The majority of audio gear manufacturers producing interfaces with iPad support (such as this one from Tascam), don’t provide anywhere to dock the iPad while recording/performing. While the box or rectangle design of traditional audio interfaces work fine on your desk or in a rack-mount, with an iPad setup, you would also need a stand or something to prop it up for a functional workstation. As you can see from the images above, Griffin’s interface is designed like a traditional iPad dock, allowing it to double as a decent stand (and 10-watt charging station), even when not taking advantage of its inputs.
The dock design alone makes StudioConnect a clear winner for casual players, but it does have some competition for the pro market, especially as more and more pro audio apps begin to hit the App Store…

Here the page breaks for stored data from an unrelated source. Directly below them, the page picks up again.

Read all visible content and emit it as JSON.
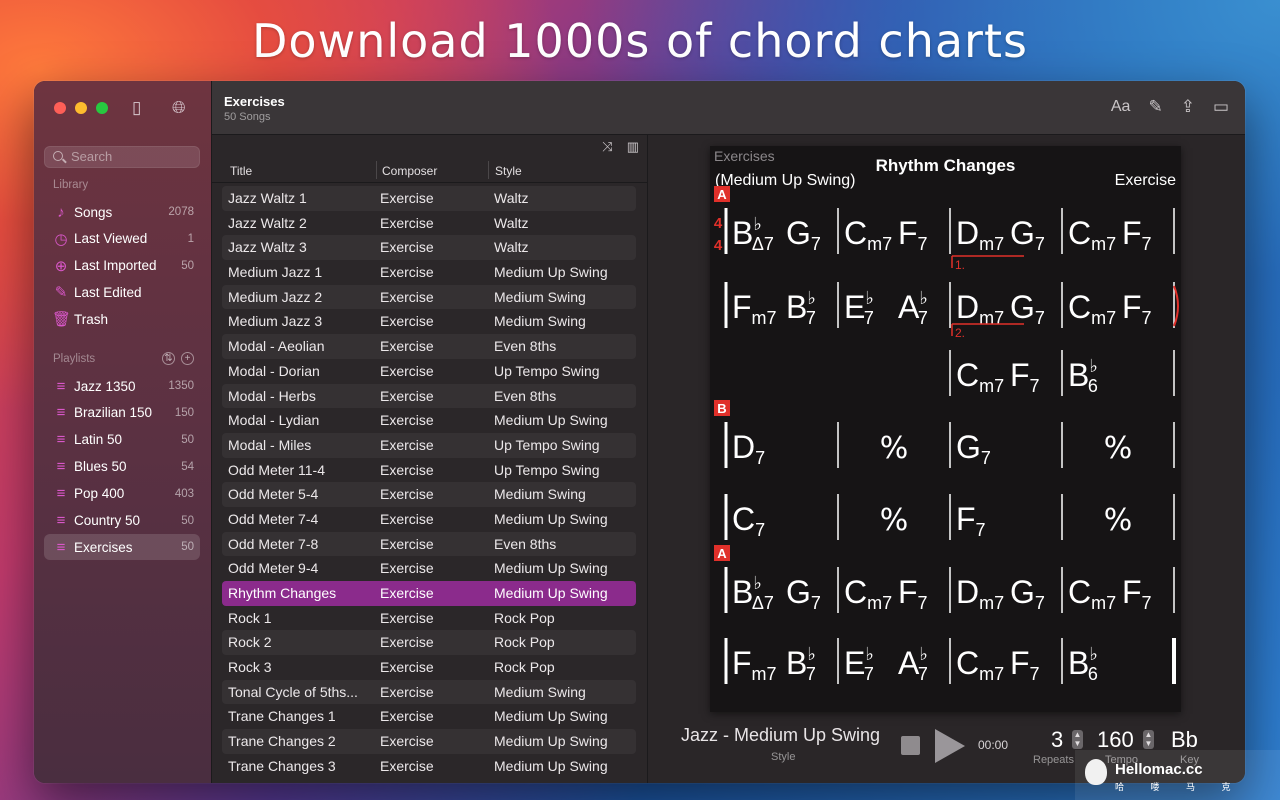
{
  "headline": "Download 1000s of chord charts",
  "sidebar": {
    "search_placeholder": "Search",
    "library_label": "Library",
    "library": [
      {
        "label": "Songs",
        "count": "2078",
        "icon": "music-note-icon"
      },
      {
        "label": "Last Viewed",
        "count": "1",
        "icon": "clock-icon"
      },
      {
        "label": "Last Imported",
        "count": "50",
        "icon": "download-circle-icon"
      },
      {
        "label": "Last Edited",
        "count": "",
        "icon": "edit-square-icon"
      },
      {
        "label": "Trash",
        "count": "",
        "icon": "trash-icon"
      }
    ],
    "playlists_label": "Playlists",
    "playlists": [
      {
        "label": "Jazz 1350",
        "count": "1350"
      },
      {
        "label": "Brazilian 150",
        "count": "150"
      },
      {
        "label": "Latin 50",
        "count": "50"
      },
      {
        "label": "Blues 50",
        "count": "54"
      },
      {
        "label": "Pop 400",
        "count": "403"
      },
      {
        "label": "Country 50",
        "count": "50"
      },
      {
        "label": "Exercises",
        "count": "50",
        "selected": true
      }
    ]
  },
  "toolbar": {
    "title": "Exercises",
    "subtitle": "50 Songs",
    "font_button": "Aa"
  },
  "list": {
    "columns": [
      "Title",
      "Composer",
      "Style"
    ],
    "rows": [
      [
        "Jazz Waltz 1",
        "Exercise",
        "Waltz"
      ],
      [
        "Jazz Waltz 2",
        "Exercise",
        "Waltz"
      ],
      [
        "Jazz Waltz 3",
        "Exercise",
        "Waltz"
      ],
      [
        "Medium Jazz 1",
        "Exercise",
        "Medium Up Swing"
      ],
      [
        "Medium Jazz 2",
        "Exercise",
        "Medium Swing"
      ],
      [
        "Medium Jazz 3",
        "Exercise",
        "Medium Swing"
      ],
      [
        "Modal - Aeolian",
        "Exercise",
        "Even 8ths"
      ],
      [
        "Modal - Dorian",
        "Exercise",
        "Up Tempo Swing"
      ],
      [
        "Modal - Herbs",
        "Exercise",
        "Even 8ths"
      ],
      [
        "Modal - Lydian",
        "Exercise",
        "Medium Up Swing"
      ],
      [
        "Modal - Miles",
        "Exercise",
        "Up Tempo Swing"
      ],
      [
        "Odd Meter 11-4",
        "Exercise",
        "Up Tempo Swing"
      ],
      [
        "Odd Meter 5-4",
        "Exercise",
        "Medium Swing"
      ],
      [
        "Odd Meter 7-4",
        "Exercise",
        "Medium Up Swing"
      ],
      [
        "Odd Meter 7-8",
        "Exercise",
        "Even 8ths"
      ],
      [
        "Odd Meter 9-4",
        "Exercise",
        "Medium Up Swing"
      ],
      [
        "Rhythm Changes",
        "Exercise",
        "Medium Up Swing"
      ],
      [
        "Rock 1",
        "Exercise",
        "Rock Pop"
      ],
      [
        "Rock 2",
        "Exercise",
        "Rock Pop"
      ],
      [
        "Rock 3",
        "Exercise",
        "Rock Pop"
      ],
      [
        "Tonal Cycle of 5ths...",
        "Exercise",
        "Medium Swing"
      ],
      [
        "Trane Changes 1",
        "Exercise",
        "Medium Up Swing"
      ],
      [
        "Trane Changes 2",
        "Exercise",
        "Medium Up Swing"
      ],
      [
        "Trane Changes 3",
        "Exercise",
        "Medium Up Swing"
      ]
    ],
    "selected_index": 16
  },
  "chart": {
    "category": "Exercises",
    "title": "Rhythm Changes",
    "style": "(Medium Up Swing)",
    "composer": "Exercise",
    "time_signature": [
      "4",
      "4"
    ],
    "rows": [
      {
        "section": "A",
        "bars": [
          [
            "B♭Δ7",
            "G7"
          ],
          [
            "Cm7",
            "F7"
          ],
          [
            "Dm7",
            "G7"
          ],
          [
            "Cm7",
            "F7"
          ]
        ]
      },
      {
        "section": "",
        "ending": "1.",
        "bars": [
          [
            "Fm7",
            "B♭7"
          ],
          [
            "E♭7",
            "A♭7"
          ],
          [
            "Dm7",
            "G7"
          ],
          [
            "Cm7",
            "F7"
          ]
        ]
      },
      {
        "section": "",
        "ending": "2.",
        "bars": [
          [],
          [],
          [
            "Cm7",
            "F7"
          ],
          [
            "B♭6"
          ]
        ]
      },
      {
        "section": "B",
        "bars": [
          [
            "D7"
          ],
          [
            "%"
          ],
          [
            "G7"
          ],
          [
            "%"
          ]
        ]
      },
      {
        "section": "",
        "bars": [
          [
            "C7"
          ],
          [
            "%"
          ],
          [
            "F7"
          ],
          [
            "%"
          ]
        ]
      },
      {
        "section": "A",
        "bars": [
          [
            "B♭Δ7",
            "G7"
          ],
          [
            "Cm7",
            "F7"
          ],
          [
            "Dm7",
            "G7"
          ],
          [
            "Cm7",
            "F7"
          ]
        ]
      },
      {
        "section": "",
        "bars": [
          [
            "Fm7",
            "B♭7"
          ],
          [
            "E♭7",
            "A♭7"
          ],
          [
            "Cm7",
            "F7"
          ],
          [
            "B♭6"
          ]
        ]
      }
    ]
  },
  "transport": {
    "style": "Jazz - Medium Up Swing",
    "style_label": "Style",
    "time": "00:00",
    "repeats": "3",
    "repeats_label": "Repeats",
    "tempo": "160",
    "tempo_label": "Tempo",
    "key": "Bb",
    "key_label": "Key"
  },
  "watermark": {
    "name": "Hellomac.cc",
    "sub": "哈 喽 马 克"
  }
}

Studio gear manufacturer Alesis makes an interface for iPad called the iO Dock. A few benefits of the iO Dock that you won’t find in StudioConnect: Two combination 1/4-inch-XLR inputs, video output, USB MIDI, a pair of 1/4-inch outputs and a 1/4-inch headphone jack. Granted, the iO Dock sells for around $50 more than StudioConnect, and depending on the app/gear you’re using, only a few of the outputs will be useful at any given time. Compared to iO Dock, which holds the iPad in snuggly at a 25 degree angle (ideal for performing), StudioConnect’s dock design is likely a more comfortable position for the majority of players at home. The dock design is also better suited to those who want to be able to easily drop in the iPad and start playing, in comparison to the iO Dock that is designed more like a case (which we know can often be frustrating to get the iPad in and out of quickly and easily).
As for build quality, it’s all plastic, except for rubber to protect and hold the iPad. It also has rubber on the bottom for traction, and is heavy enough that it doesn’t slide around when plugging in heavier gear or performing.